Paula Peters, a member of DPAC’s national steering group, said last year’s “inadequate” consultation was “insulting to the thousands of Deaf and disabled people who the changes will harm” and “misrepresented the proposals as a move to support more benefit claimants into employment, without giving us all the information on how we will be affected”.

Andy Mitchell, co-founder of Unite’s Cut Sanctions Not Incomes campaign, said: “The fact that disabled people have been forced to go to court to challenge a misleading consultation on a policy that will have a devastating impact on so many of us is yet more evidence of how our voices, needs and lives are ignored.”

Austin Harney, from PCS, a member of the TUC disabled workers’ committee, said his union – which represents many frontline DWP workers – was pushing for there to be a “major campaign” to address how disabled people are treated in jobcentres and how DWP is “attacking” disabled benefit claimants.

He told the vigil that it was “cowardly and inhumane, not only by the previous government, but this current government’s not showing any sign that they’ll do something about it”.

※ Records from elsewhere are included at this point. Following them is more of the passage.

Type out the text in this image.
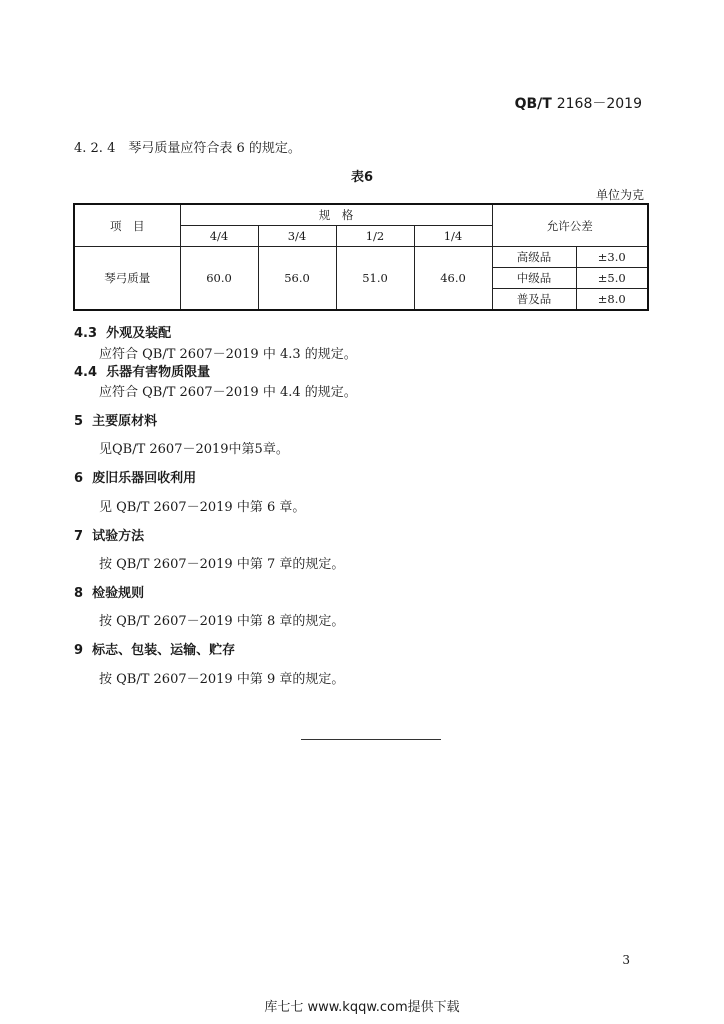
QB/T 2168－2019
4. 2. 4　琴弓质量应符合表 6 的规定。
表6
单位为克
项　目	规　格				允许公差	
	4/4	3/4	1/2	1/4		
琴弓质量	60.0	56.0	51.0	46.0	高级品	±3.0
					中级品	±5.0
					普及品	±8.0
4.3 外观及装配
应符合 QB/T 2607－2019 中 4.3 的规定。
4.4 乐器有害物质限量
应符合 QB/T 2607－2019 中 4.4 的规定。
5 主要原材料
见QB/T 2607－2019中第5章。
6 废旧乐器回收利用
见 QB/T 2607－2019 中第 6 章。
7 试验方法
按 QB/T 2607－2019 中第 7 章的规定。
8 检验规则
按 QB/T 2607－2019 中第 8 章的规定。
9 标志、包装、运输、贮存
按 QB/T 2607－2019 中第 9 章的规定。
3
库七七 www.kqqw.com提供下载
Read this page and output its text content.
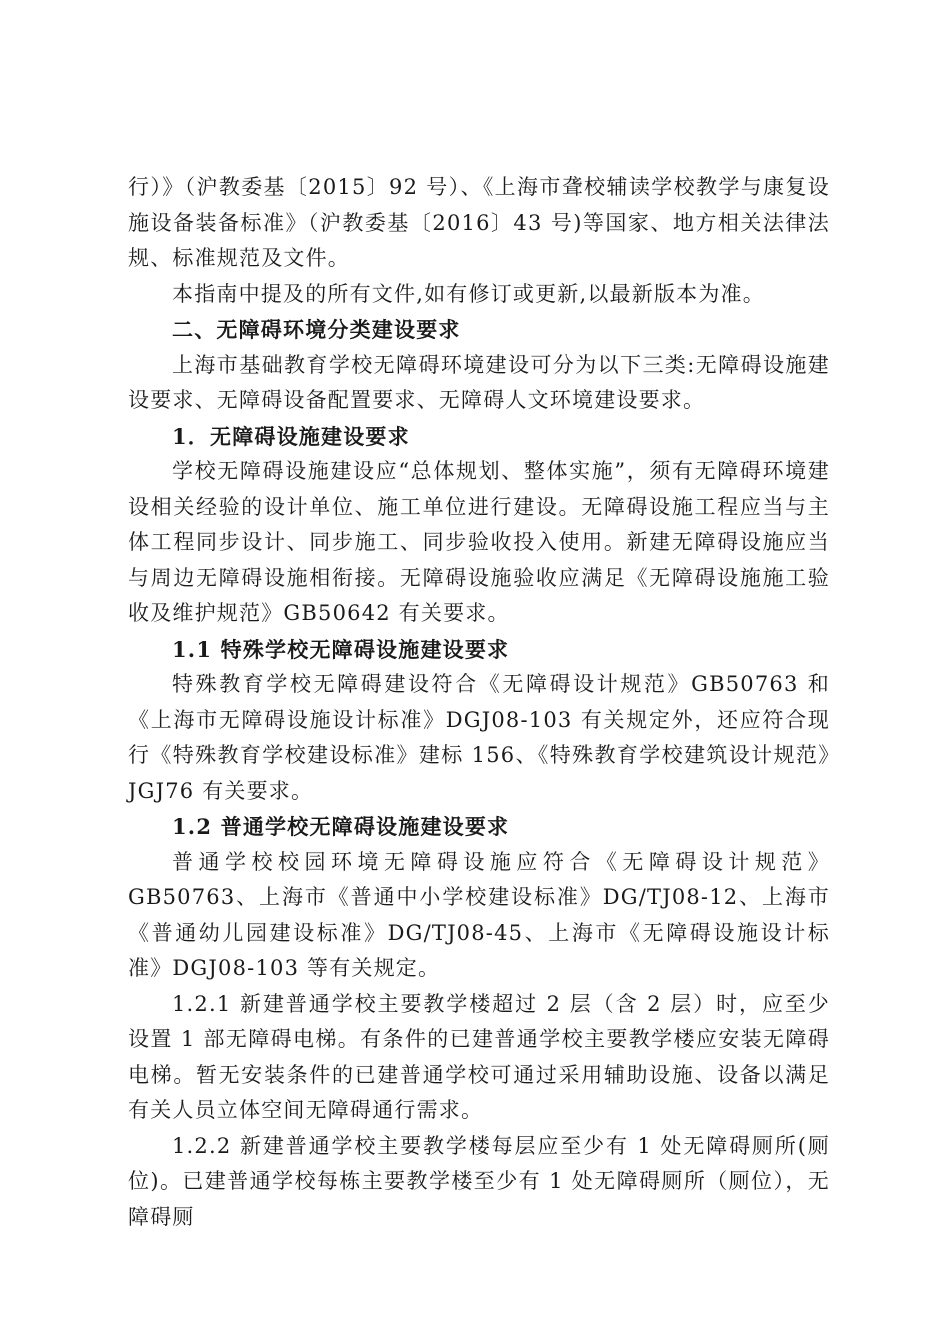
行）》（沪教委基〔2015〕92 号）、《上海市聋校辅读学校教学与康复设施设备装备标准》（沪教委基〔2016〕43 号)等国家、地方相关法律法规、标准规范及文件。

本指南中提及的所有文件,如有修订或更新,以最新版本为准。

二、无障碍环境分类建设要求

上海市基础教育学校无障碍环境建设可分为以下三类:无障碍设施建设要求、无障碍设备配置要求、无障碍人文环境建设要求。

1．无障碍设施建设要求

学校无障碍设施建设应“总体规划、整体实施”，须有无障碍环境建设相关经验的设计单位、施工单位进行建设。无障碍设施工程应当与主体工程同步设计、同步施工、同步验收投入使用。新建无障碍设施应当与周边无障碍设施相衔接。无障碍设施验收应满足《无障碍设施施工验收及维护规范》GB50642 有关要求。

1.1 特殊学校无障碍设施建设要求

特殊教育学校无障碍建设符合《无障碍设计规范》GB50763 和《上海市无障碍设施设计标准》DGJ08-103 有关规定外，还应符合现行《特殊教育学校建设标准》建标 156、《特殊教育学校建筑设计规范》JGJ76 有关要求。

1.2 普通学校无障碍设施建设要求

普通学校校园环境无障碍设施应符合《无障碍设计规范》GB50763、上海市《普通中小学校建设标准》DG/TJ08-12、上海市《普通幼儿园建设标准》DG/TJ08-45、上海市《无障碍设施设计标准》DGJ08-103 等有关规定。

1.2.1 新建普通学校主要教学楼超过 2 层（含 2 层）时，应至少设置 1 部无障碍电梯。有条件的已建普通学校主要教学楼应安装无障碍电梯。暂无安装条件的已建普通学校可通过采用辅助设施、设备以满足有关人员立体空间无障碍通行需求。

1.2.2 新建普通学校主要教学楼每层应至少有 1 处无障碍厕所(厕位)。已建普通学校每栋主要教学楼至少有 1 处无障碍厕所（厕位），无障碍厕
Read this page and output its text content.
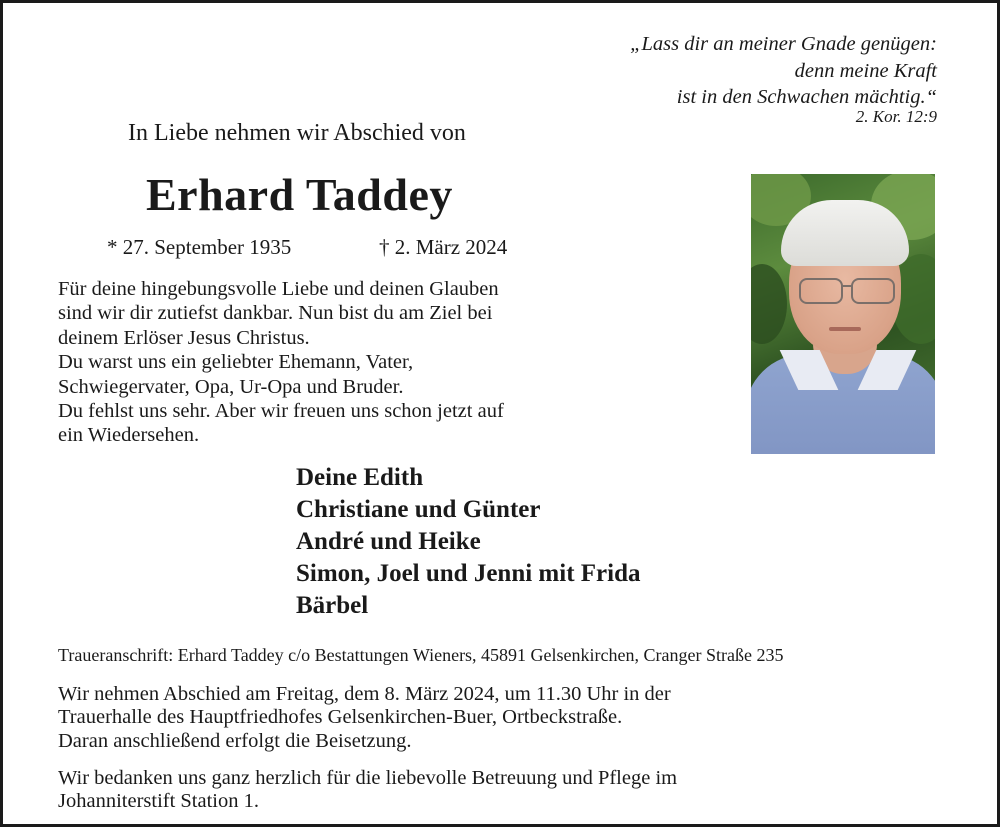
„Lass dir an meiner Gnade genügen:
denn meine Kraft
ist in den Schwachen mächtig.“
2. Kor. 12:9
In Liebe nehmen wir Abschied von
Erhard Taddey
* 27. September 1935	† 2. März 2024
Für deine hingebungsvolle Liebe und deinen Glauben
sind wir dir zutiefst dankbar. Nun bist du am Ziel bei
deinem Erlöser Jesus Christus.
Du warst uns ein geliebter Ehemann, Vater,
Schwiegervater, Opa, Ur-Opa und Bruder.
Du fehlst uns sehr. Aber wir freuen uns schon jetzt auf
ein Wiedersehen.
Deine Edith
Christiane und Günter
André und Heike
Simon, Joel und Jenni mit Frida
Bärbel
Traueranschrift: Erhard Taddey c/o Bestattungen Wieners, 45891 Gelsenkirchen, Cranger Straße 235
Wir nehmen Abschied am Freitag, dem 8. März 2024, um 11.30 Uhr in der
Trauerhalle des Hauptfriedhofes Gelsenkirchen-Buer, Ortbeckstraße.
Daran anschließend erfolgt die Beisetzung.
Wir bedanken uns ganz herzlich für die liebevolle Betreuung und Pflege im
Johanniterstift Station 1.
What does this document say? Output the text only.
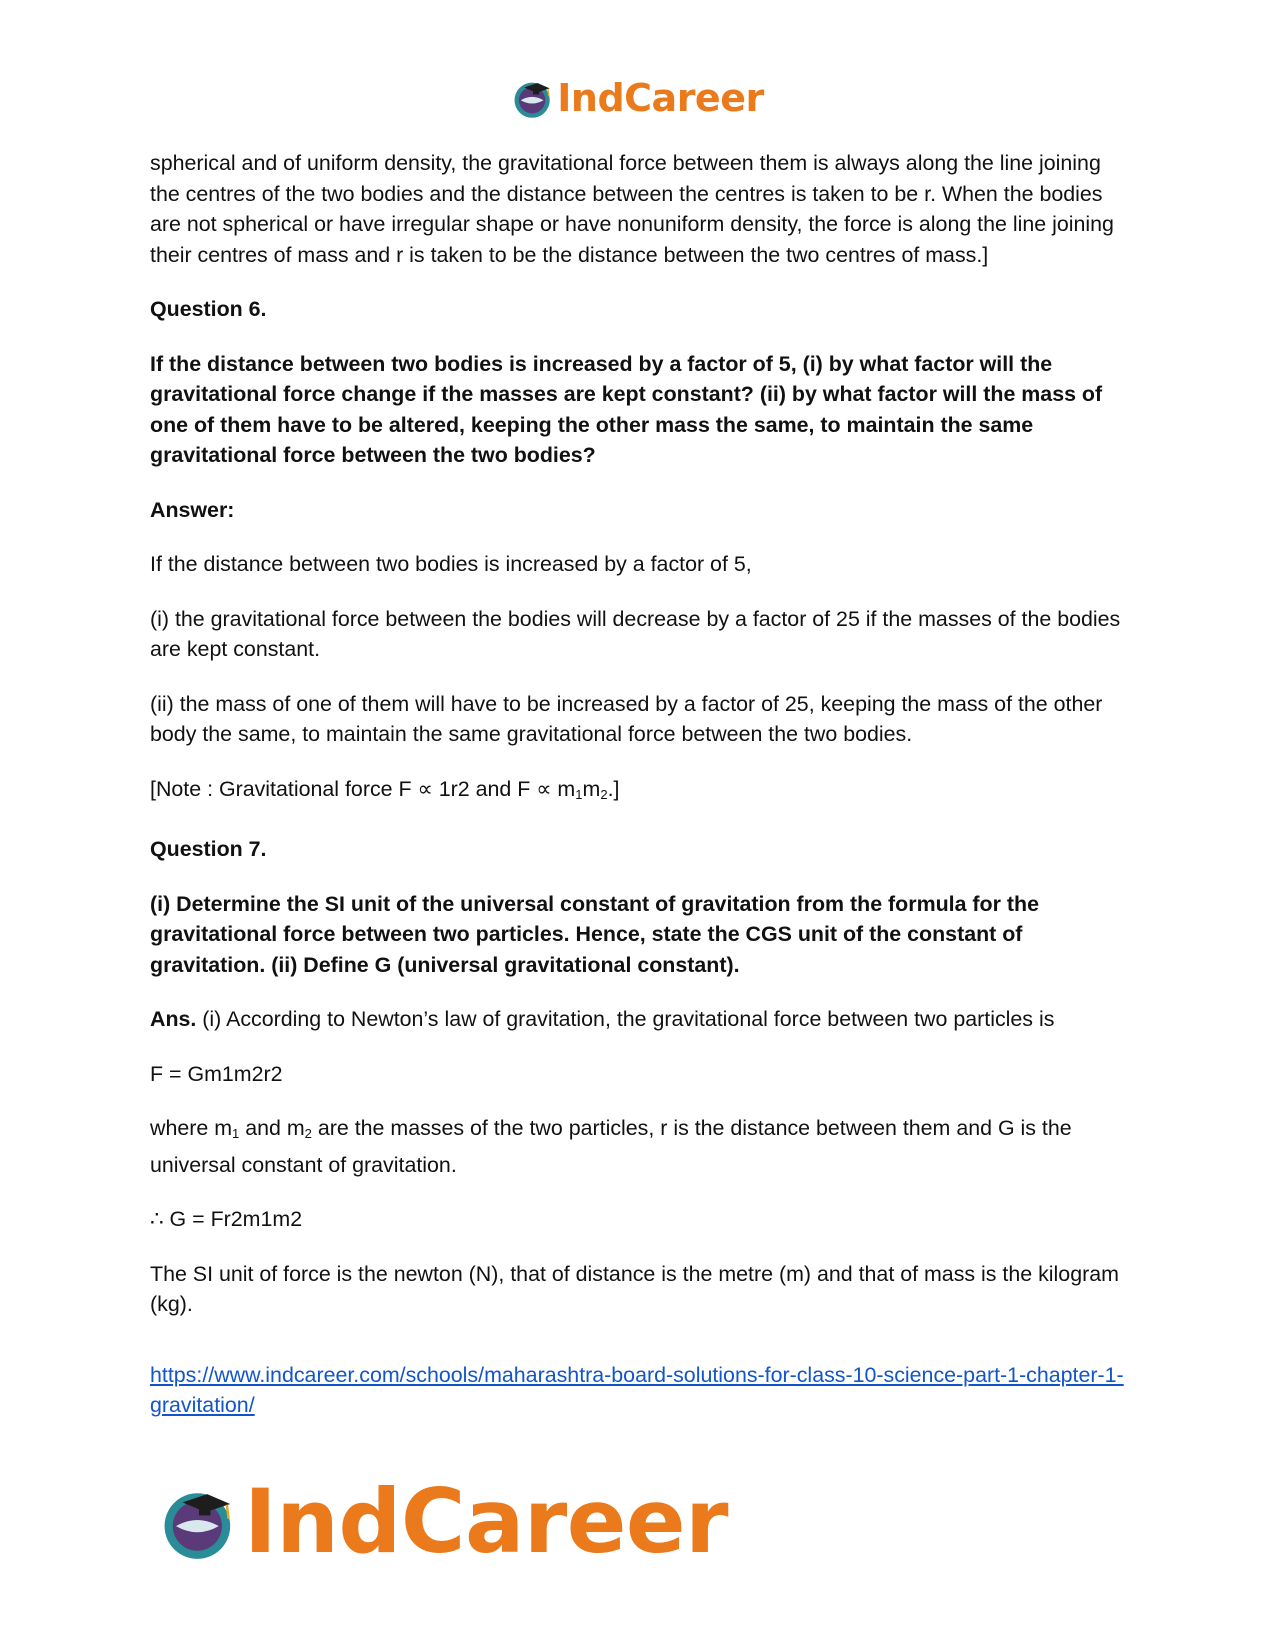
IndCareer

spherical and of uniform density, the gravitational force between them is always along the line joining the centres of the two bodies and the distance between the centres is taken to be r. When the bodies are not spherical or have irregular shape or have nonuniform density, the force is along the line joining their centres of mass and r is taken to be the distance between the two centres of mass.]

Question 6.

If the distance between two bodies is increased by a factor of 5, (i) by what factor will the gravitational force change if the masses are kept constant? (ii) by what factor will the mass of one of them have to be altered, keeping the other mass the same, to maintain the same gravitational force between the two bodies?

Answer:

If the distance between two bodies is increased by a factor of 5,

(i) the gravitational force between the bodies will decrease by a factor of 25 if the masses of the bodies are kept constant.

(ii) the mass of one of them will have to be increased by a factor of 25, keeping the mass of the other body the same, to maintain the same gravitational force between the two bodies.

[Note : Gravitational force F ∝ 1r2 and $F \propto m_1m_2$.]

Question 7.

(i) Determine the SI unit of the universal constant of gravitation from the formula for the gravitational force between two particles. Hence, state the CGS unit of the constant of gravitation. (ii) Define G (universal gravitational constant).

Ans. (i) According to Newton’s law of gravitation, the gravitational force between two particles is

F = Gm1m2r2

where $m_1$ and $m_2$ are the masses of the two particles, r is the distance between them and G is the universal constant of gravitation.

∴ G = Fr2m1m2

The SI unit of force is the newton (N), that of distance is the metre (m) and that of mass is the kilogram (kg).

https://www.indcareer.com/schools/maharashtra-board-solutions-for-class-10-science-part-1-chapter-1-gravitation/
IndCareer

Claire Glasman, from the disabled women’s organisation WinVisible, said the substantial risk rule helped many of the women in their network who were survivors of violence, including refugees, those who have fled domestic violence, and women who were abused as children.

And Adam Gabsi, chair of Inclusion London, said the proposed changes to the WCA send “a dangerous message that the government is willing to ignore the lived realities of disabled people in favour of reducing costs. 

“I strongly urge decision-makers to reconsider these proposed changes and engage meaningfully with disabled people and their representative organisations.”

A DWP spokesperson said: “We can’t comment on live legal proceedings.” 

The department claims it has been clear that the WCA is not working, which it says is why it plans to publish a green paper in the spring on reforming the disability benefits system.

It claims that its plans to support more disabled people into work – including through its Get Britain Working white paper – will reduce spending on benefits, and it claims it will work closely with disabled people and their organisations as it develops its proposals.

It also claims that the secret internal process reviews it carries out into deaths linked to its actions allow it to learn how to improve its processes, and it claims it is cooperating with the Commons work and pensions committee’s inquiry into its safeguarding failures, and that it is looking forward to receiving and responding to the committee’s report.